Período documentado: 2023-10-01 hasta 2024-09-30

In its current action plan on digital education, the European Union underlines the ambition of ensuring that all citizens are prepared to live and work in the digital age. The past COVID-19 pandemic, with its widespread closure of schools and universities, has thrown into sharp relief how the introduction of digital technology fundamentally reshapes the organisation of education. Within a few months, it became evident that schooling without school or studying without campus prompts the influx of a new class of actors on an unprecedented scale. This project has focused on such digital reorganisation of education. What role does digital technology play in reshaping the classroom? How do apps and platforms reconfigure the role of teachers? What kind of processes, mechanisms, and objects do digital tools rely on to establish something as worth learning? Who are the engineers behind the machines and what do they claim to know?
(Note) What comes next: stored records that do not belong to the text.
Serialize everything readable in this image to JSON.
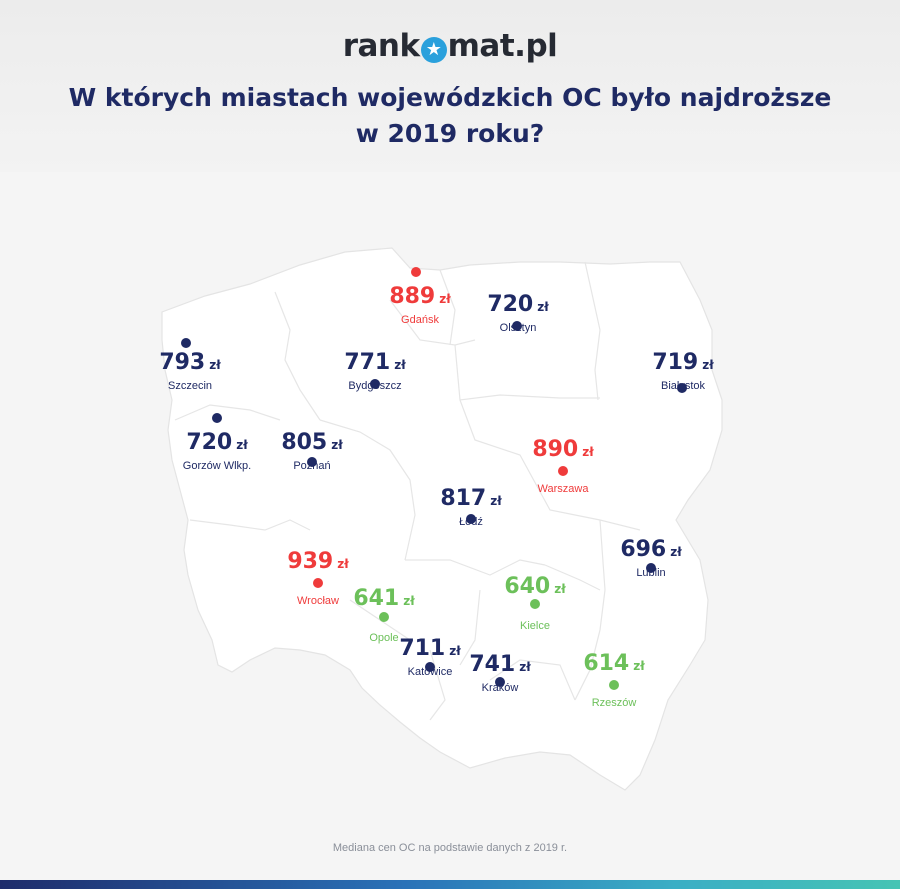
{
  "logo": {
    "left": "rank",
    "star": "★",
    "right": "mat.pl"
  },
  "title": "W których miastach wojewódzkich OC było najdroższe w 2019 roku?",
  "unit": "zł",
  "colors": {
    "high": "#ef3b3b",
    "mid": "#1f2a64",
    "low": "#6cc05a",
    "map": "#ffffff",
    "border": "#e2e2e2"
  },
  "cities": [
    {
      "name": "Gdańsk",
      "price": "889",
      "level": "high"
    },
    {
      "name": "Olsztyn",
      "price": "720",
      "level": "mid"
    },
    {
      "name": "Szczecin",
      "price": "793",
      "level": "mid"
    },
    {
      "name": "Bydgoszcz",
      "price": "771",
      "level": "mid"
    },
    {
      "name": "Białystok",
      "price": "719",
      "level": "mid"
    },
    {
      "name": "Gorzów Wlkp.",
      "price": "720",
      "level": "mid"
    },
    {
      "name": "Poznań",
      "price": "805",
      "level": "mid"
    },
    {
      "name": "Warszawa",
      "price": "890",
      "level": "high"
    },
    {
      "name": "Łódź",
      "price": "817",
      "level": "mid"
    },
    {
      "name": "Lublin",
      "price": "696",
      "level": "mid"
    },
    {
      "name": "Wrocław",
      "price": "939",
      "level": "high"
    },
    {
      "name": "Opole",
      "price": "641",
      "level": "low"
    },
    {
      "name": "Kielce",
      "price": "640",
      "level": "low"
    },
    {
      "name": "Katowice",
      "price": "711",
      "level": "mid"
    },
    {
      "name": "Kraków",
      "price": "741",
      "level": "mid"
    },
    {
      "name": "Rzeszów",
      "price": "614",
      "level": "low"
    }
  ],
  "footnote": "Mediana cen OC na podstawie danych z 2019 r."
}
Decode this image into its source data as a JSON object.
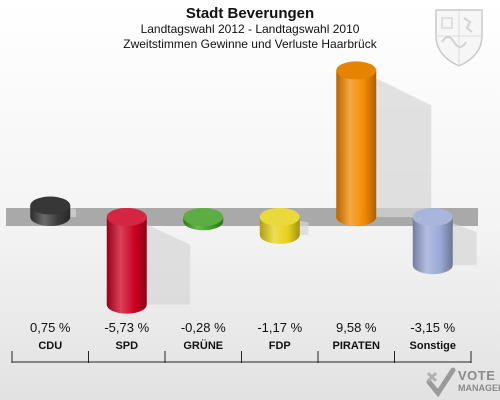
{
  "header": {
    "title": "Stadt Beverungen",
    "subtitle1": "Landtagswahl 2012 - Landtagswahl 2010",
    "subtitle2": "Zweitstimmen Gewinne und Verluste Haarbrück"
  },
  "logo": {
    "line1": "VOTE",
    "line2": "MANAGER"
  },
  "chart_data": {
    "type": "bar",
    "categories": [
      "CDU",
      "SPD",
      "GRÜNE",
      "FDP",
      "PIRATEN",
      "Sonstige"
    ],
    "values": [
      0.75,
      -5.73,
      -0.28,
      -1.17,
      9.58,
      -3.15
    ],
    "value_labels": [
      "0,75 %",
      "-5,73 %",
      "-0,28 %",
      "-1,17 %",
      "9,58 %",
      "-3,15 %"
    ],
    "colors": [
      "#3a3a3a",
      "#cc0022",
      "#3fa021",
      "#e6d21a",
      "#f28a00",
      "#9aa8d4"
    ],
    "unit": "%",
    "grid": false
  }
}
By addressing these questions, the aim of this research has been twofold: 1) to develop an extended case ethnography of the start-up scene in New York, where this so-called EdTech is currently being imagined, coded and executed into the platforms, and of the classrooms where such digital tools eventually end up; (2) to build a framework that formulates an ensemble of concepts in order to analyse how, through such digital platforms, the reorganization and the differentiation of education go hand in hand, creating new patterns of teaching and learning. These objectives were successfully met through various work packages.
MORPHOGENESIS consisted of an extended case ethnography conducted in the EdTech scene of New York City (2021-2023) and in the classrooms of Bologna (2023-2024). Through ethnographic observation and interview-based study, the research project has produced empirical data on the wide range of actors involved in the production and reception of educational technology. Through presentations and publications, the project has contributed to two main areas of scholarship: a) the rise of algorithmic management in social life, both within the workplace and beyond, and b) the resulting reconfiguration of the teaching profession. The project's findings were shared and placed in a new light through the organisation of an international workshop on interaction and the technologies that are called upon to substitute for physical co-presence.
The project's empirical findings and conceptual developments yielded significant contributions to two research areas, with results featured in leading academic venues.
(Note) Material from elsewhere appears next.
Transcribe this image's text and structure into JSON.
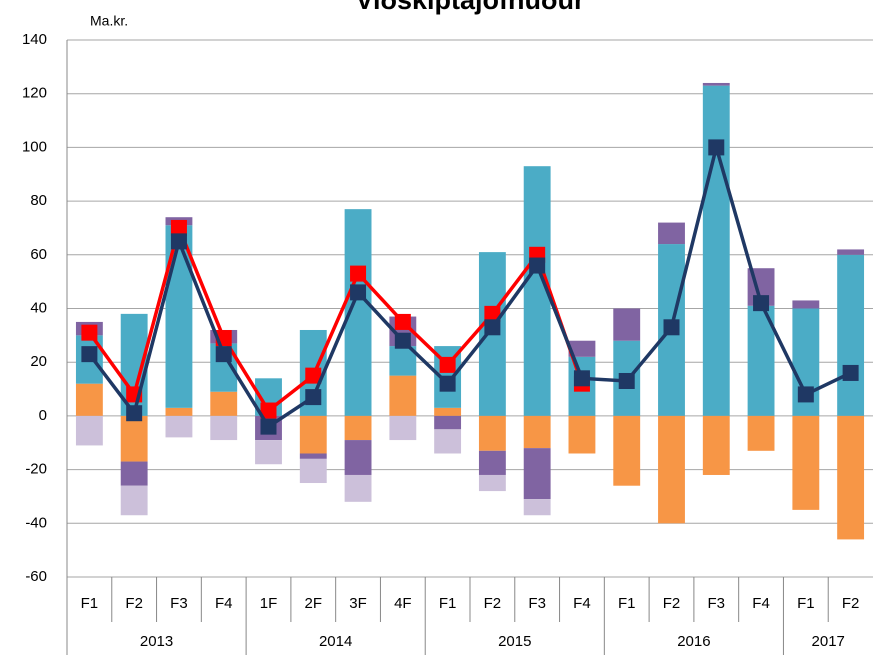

a) In labour studies, algorithmic management has typically been equated with automated surveillance of the workplace – scientific management on steroids. But such a viewpoint tends to overlook that algorithms are closely linked to the changing topology of organisation. Rather than an exercise seeking to coordinate oppositions within organisations – between labour and capital, for example, or between various departments, levels, or teams – algorithmic management turns to and envelops the outside world. The latter is no longer presented as a stimulus to which the organization is expected to adapt, but as an addressee that can be co-opted, mobilised and hence organised. The principles animating algorithmic management have been further explored in a publication for Organization Theory, co-authored with David Stark.
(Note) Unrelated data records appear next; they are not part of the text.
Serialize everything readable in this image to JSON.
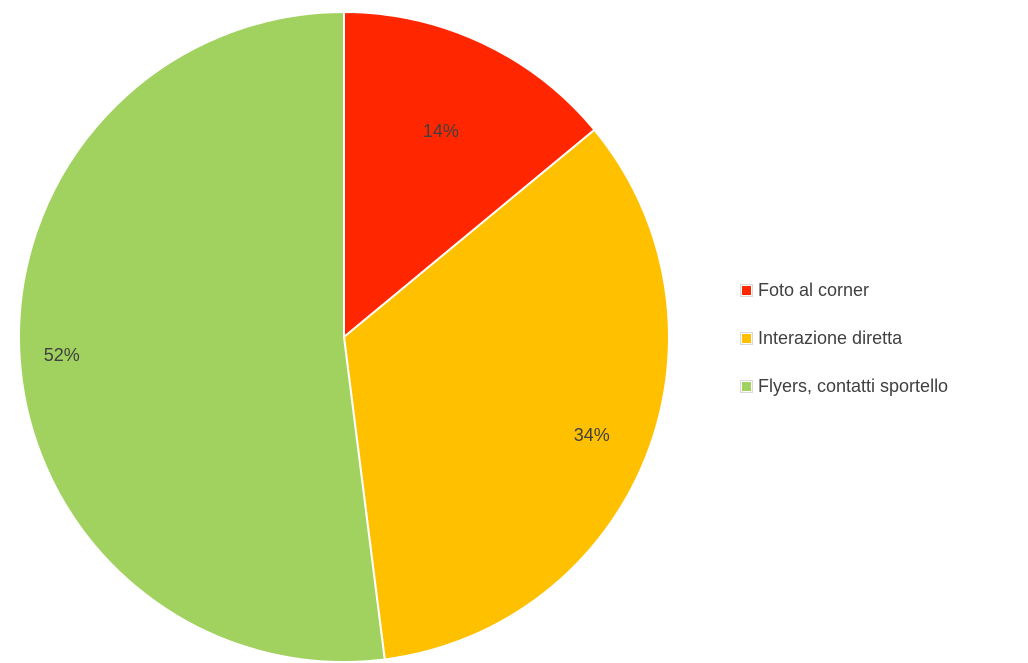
{
  "chart_data": {
    "type": "pie",
    "categories": [
      "Foto al corner",
      "Interazione diretta",
      "Flyers, contatti sportello"
    ],
    "values": [
      14,
      34,
      52
    ],
    "data_labels": [
      "14%",
      "34%",
      "52%"
    ],
    "colors": [
      "#ff2600",
      "#ffc000",
      "#a1d15f"
    ],
    "title": "",
    "legend_position": "right",
    "start_angle": "top, clockwise"
  },
  "legend": {
    "items": [
      {
        "label": "Foto al corner"
      },
      {
        "label": "Interazione diretta"
      },
      {
        "label": "Flyers, contatti sportello"
      }
    ]
  }
}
b) Many educational researchers have criticized the growing use of learning platforms, viewing this trend as a mechanization of education. By accepting technology as functionally equivalent if not superior to the human judgement of professional teachers, their warning sounds, our digital tools run the risk of subjugating rather than serving us. Rather than repeat this popular trope of the sorcerer's apprentice, the project has focused on platformisation as an internal reorganization of education. A first theorisation has been published in The Oxford Handbook of Education and Globalization. Other articles, focusing on the engineers behind the machines and the reconfiguration of the teaching profession are currently under review.

In doing so, MORPHOGENESIS achieved its objectives of 1) developing a framework to understand the distinctive organisational shape of digital learning platforms and 2) analyzing how these platforms reshape the classroom by producing original data on these topics.